Pour le professeur de géologie Petko Dimitrov, chef de l'expédition du côté bulgare, le Déluge biblique devrait être confirmé par deux éléments: les preuves de la catastrophe et des traces d'une civilisation que celle-ci aurait effacée.
"Des sédiments organiques qui se forment en cas de catastrophe écologique ont été retrouvés. Ils datent d'il y a 7000-8000 ans, époque du Déluge décrit par la Bible".
D'autre part "l'ancien littoral, celui du lac, a été retrouvé et il est naturel de croire qu'il fut peuplé", a-t-il ajouté.
Des inondations se sont produites partout dans le monde, mais en mer Noire ce fut "l'inondation des inondations", a déclaré M. Ballard. La différence des niveaux de l'ancien lac d'eau douce et de la Méditerranée a fait qu'après la fonte des glaciers à la fin de l'ère glacière, l'eau de la Méditerrannée déferla au-delà du Bosphore à une vitesse 200 fois supérieure à celle des chutes d'eau du Niagara, a-t-il expliqué.
Deltcho Solakov, chercheur à l'Institut bulgare d'océanologie, a rappelé que selon la Bible l'Arche de Noé s'échoua au mont Ararat, dans le Caucause, au sud de la Mer Noire.
L'existence d'une civilisation antérieure à celle de l'Egypte et de la Mésopotamie est déjà attestée par une nécropole néolithique découverte en 1972 près de Varna et comportant "la plus ancienne tombe découverte à ce jour en Europe et le plus ancien trésor d'or du monde", a indiqué M. Dimitrov.
Datée de 4600 à 4200 av.
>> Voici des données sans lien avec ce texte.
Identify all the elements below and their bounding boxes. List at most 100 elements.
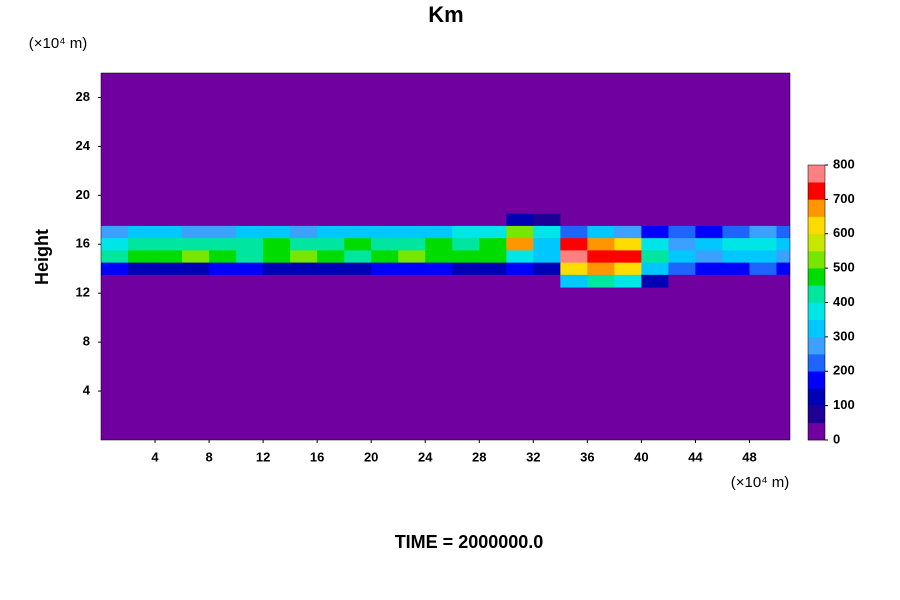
heatmap-cell (209, 274, 237, 288)
heatmap-cell (128, 238, 156, 251)
colorbar-swatch (808, 233, 825, 252)
heatmap-cell (317, 250, 345, 264)
colorbar-swatch (808, 250, 825, 269)
heatmap-cell (236, 213, 264, 227)
heatmap-cell (236, 274, 264, 288)
heatmap-cell (317, 262, 345, 276)
heatmap-cell (290, 274, 318, 288)
heatmap-cell (182, 213, 210, 227)
heatmap-cell (722, 213, 750, 227)
x-tick-label: 4 (151, 449, 159, 464)
x-tick-label: 16 (310, 449, 324, 464)
heatmap-cell (398, 250, 426, 264)
heatmap-cell (317, 238, 345, 251)
x-tick-label: 24 (418, 449, 433, 464)
x-tick-label: 20 (364, 449, 378, 464)
heatmap-cell (263, 238, 291, 251)
heatmap-cell (452, 225, 480, 239)
colorbar-tick-label: 800 (833, 156, 855, 171)
heatmap-cell (776, 262, 790, 276)
heatmap-cell (182, 250, 210, 264)
heatmap-cell (155, 274, 183, 288)
heatmap-cell (695, 213, 723, 227)
colorbar-swatch (808, 302, 825, 320)
heatmap-cell (263, 250, 291, 264)
heatmap-cell (452, 250, 480, 264)
heatmap-cell (479, 274, 507, 288)
y-axis-title: Height (32, 229, 52, 285)
colorbar-swatch (808, 268, 825, 286)
heatmap-cell (614, 238, 642, 251)
heatmap-cell (695, 274, 723, 288)
heatmap-cell (398, 213, 426, 227)
colorbar-swatch (808, 285, 825, 303)
heatmap-cell (425, 238, 453, 251)
heatmap-cell (722, 225, 750, 239)
heatmap-cell (614, 225, 642, 239)
heatmap-cell (506, 262, 534, 276)
heatmap-cell (290, 225, 318, 239)
heatmap-cell (371, 238, 399, 251)
chart-title: Km (428, 2, 463, 27)
heatmap-cell (533, 225, 561, 239)
heatmap-cell (641, 274, 669, 288)
colorbar-tick-label: 400 (833, 294, 855, 309)
heatmap-cell (776, 274, 790, 288)
x-tick-label: 28 (472, 449, 486, 464)
colorbar-swatch (808, 336, 825, 355)
y-tick-label: 16 (76, 236, 90, 251)
heatmap-cell (344, 250, 372, 264)
y-tick-label: 12 (76, 285, 90, 300)
heatmap-cell (317, 213, 345, 227)
heatmap-cell (128, 250, 156, 264)
heatmap-cell (425, 225, 453, 239)
heatmap-cell (209, 250, 237, 264)
heatmap-cell (182, 262, 210, 276)
heatmap-cell (614, 213, 642, 227)
heatmap-cell (668, 213, 696, 227)
x-unit: (×10⁴ m) (731, 474, 790, 491)
footer: TIME = 2000000.0 (395, 532, 544, 552)
heatmap-cell (587, 274, 615, 288)
heatmap-cell (533, 213, 561, 227)
heatmap-cell (344, 238, 372, 251)
y-unit: (×10⁴ m) (29, 35, 88, 52)
colorbar-swatch (808, 165, 825, 183)
heatmap-cell (344, 262, 372, 276)
heatmap-cell (155, 225, 183, 239)
heatmap-cell (263, 262, 291, 276)
heatmap-cell (101, 213, 129, 227)
heatmap-cell (587, 238, 615, 251)
heatmap-cell (560, 213, 588, 227)
colorbar-tick-label: 700 (833, 191, 855, 206)
heatmap-cell (155, 262, 183, 276)
colorbar-swatch (808, 354, 825, 372)
heatmap-cell (695, 225, 723, 239)
heatmap-cell (560, 250, 588, 264)
y-tick-label: 28 (76, 89, 90, 104)
heatmap-cell (182, 238, 210, 251)
heatmap-cell (479, 225, 507, 239)
heatmap-cell (344, 225, 372, 239)
heatmap-cell (452, 262, 480, 276)
heatmap-cell (560, 225, 588, 239)
heatmap-cell (668, 262, 696, 276)
heatmap-cell (398, 225, 426, 239)
heatmap-cell (398, 262, 426, 276)
heatmap-cell (722, 274, 750, 288)
heatmap-cell (209, 238, 237, 251)
heatmap-cell (749, 225, 777, 239)
heatmap-cell (668, 250, 696, 264)
colorbar-tick-label: 300 (833, 328, 855, 343)
heatmap-cell (506, 225, 534, 239)
heatmap-cell (128, 274, 156, 288)
heatmap-cell (614, 262, 642, 276)
heatmap-cell (749, 238, 777, 251)
heatmap-cell (452, 274, 480, 288)
heatmap-cell (506, 213, 534, 227)
heatmap-cell (749, 250, 777, 264)
colorbar-tick-label: 200 (833, 363, 855, 378)
heatmap-cell (560, 274, 588, 288)
heatmap-cell (749, 262, 777, 276)
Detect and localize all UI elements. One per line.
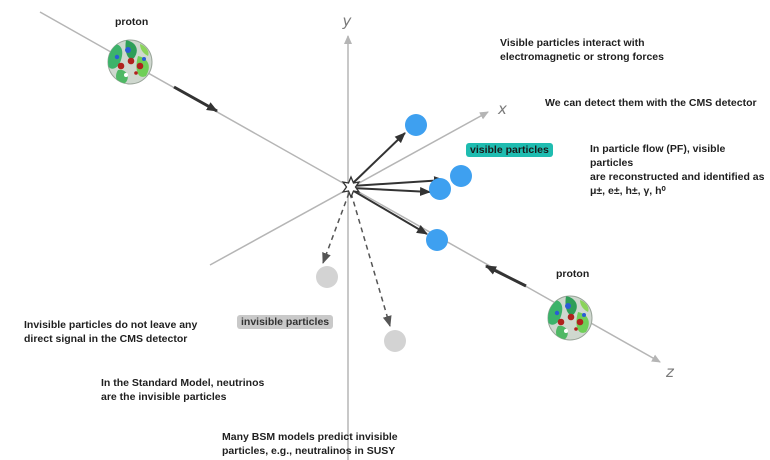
note-line: direct signal in the CMS detector bbox=[24, 333, 188, 345]
visible-particle bbox=[426, 229, 448, 251]
particle-flow-note: In particle flow (PF), visible particles… bbox=[590, 142, 770, 198]
invisible-particles-tag: invisible particles bbox=[237, 315, 334, 329]
visible-particle bbox=[405, 114, 427, 136]
invisible-particle bbox=[316, 266, 338, 288]
proton-2-icon bbox=[547, 295, 593, 341]
proton-2-label: proton bbox=[556, 268, 589, 280]
note-line: In particle flow (PF), visible particles bbox=[590, 143, 726, 169]
visible-track-1 bbox=[351, 132, 406, 185]
z-axis-label: z bbox=[665, 363, 675, 381]
visible-track-4 bbox=[351, 189, 428, 235]
visible-interaction-note: Visible particles interact with electrom… bbox=[500, 36, 664, 64]
note-line: μ±, e±, h±, γ, h⁰ bbox=[590, 185, 666, 197]
visible-track-3 bbox=[351, 186, 431, 196]
invisible-signal-note: Invisible particles do not leave any dir… bbox=[24, 318, 197, 346]
note-line: are the invisible particles bbox=[101, 391, 227, 403]
standard-model-note: In the Standard Model, neutrinos are the… bbox=[101, 376, 264, 404]
invisible-particle bbox=[384, 330, 406, 352]
note-line: electromagnetic or strong forces bbox=[500, 51, 664, 63]
proton-1-direction-arrow bbox=[173, 85, 218, 113]
collision-star-icon bbox=[341, 175, 361, 199]
note-line: We can detect them with the CMS detector bbox=[545, 97, 757, 109]
note-line: Visible particles interact with bbox=[500, 37, 645, 49]
note-line: Many BSM models predict invisible bbox=[222, 431, 398, 443]
bsm-note: Many BSM models predict invisible partic… bbox=[222, 430, 398, 458]
proton-2-direction-arrow bbox=[485, 264, 527, 288]
visible-particle bbox=[450, 165, 472, 187]
detection-note: We can detect them with the CMS detector bbox=[545, 96, 757, 110]
visible-particles-tag: visible particles bbox=[466, 143, 553, 157]
proton-1-label: proton bbox=[115, 16, 148, 28]
note-line: are reconstructed and identified as bbox=[590, 171, 765, 183]
x-axis-label: x bbox=[497, 100, 507, 118]
visible-track-2 bbox=[351, 176, 445, 187]
note-line: Invisible particles do not leave any bbox=[24, 319, 198, 331]
proton-1-icon bbox=[107, 39, 153, 85]
visible-particle bbox=[429, 178, 451, 200]
invisible-track-2 bbox=[350, 192, 392, 327]
note-line: In the Standard Model, neutrinos bbox=[101, 377, 265, 389]
y-axis-label: y bbox=[342, 12, 353, 30]
invisible-track-1 bbox=[322, 192, 350, 264]
note-line: particles, e.g., neutralinos in SUSY bbox=[222, 445, 396, 457]
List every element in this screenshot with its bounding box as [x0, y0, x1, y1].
J.-C., la nécropole exposée au musée archéologique de Varna, contient 294 tombes avec environ 3.000 objets en or d'un poids total de plus de 6 kg, 200 objets en cuivre et de nombreux outils en silex et en pierre, objets de culte et de rites funéraires. La tombe la plus riche est celle d'un homme âgé de 40 à 50 ans, chef de tribu ou prêtre, enterré avec 900 objets en or.
Par ailleurs une expédition bulgaro-russe a découvert en 1985, enseveli au fond de la mer Noire, un récipient en argile parfaitement rond et portant une inscription que l'on a pas encore su déchiffrer, surnommé par les archéologistes "le bol de Noé".
M. Ballard explique que la mer Noire, dont la profondeur dépasse 2000 m, est "le meilleur endroit pour trouver des bateaux parfaitement préservés" et d'autres vestiges en bois.
Partout dans les océans l'oxygène pénètre jusqu'au fond porté par l'eau froide dense et lourde issue des glaciers des pôles. "La mer Noire constitue un réservoir auquel cette eau n'a pas accès car elle n'est reliée à la Méditerranée que par l'étroit détroit du Bosphore. La vie n'y existe qu'à une profondeur de 85 à 750 m, et un bateau coulé demeure parfaitement préservé car aucun micro-organisme susceptible de le détruire n'y a accès. Déjà l'année dernière une expédition Ballard, près de Sinap, en Turquie, a découvert des bateaux en bois vieux de 1.500 ans.
Pour Robert Ballard, il reste beaucoup à explorer. Actuellement "nous disposons de meilleures cartes de la planète Mars que de la mer Noire", constate-t-il.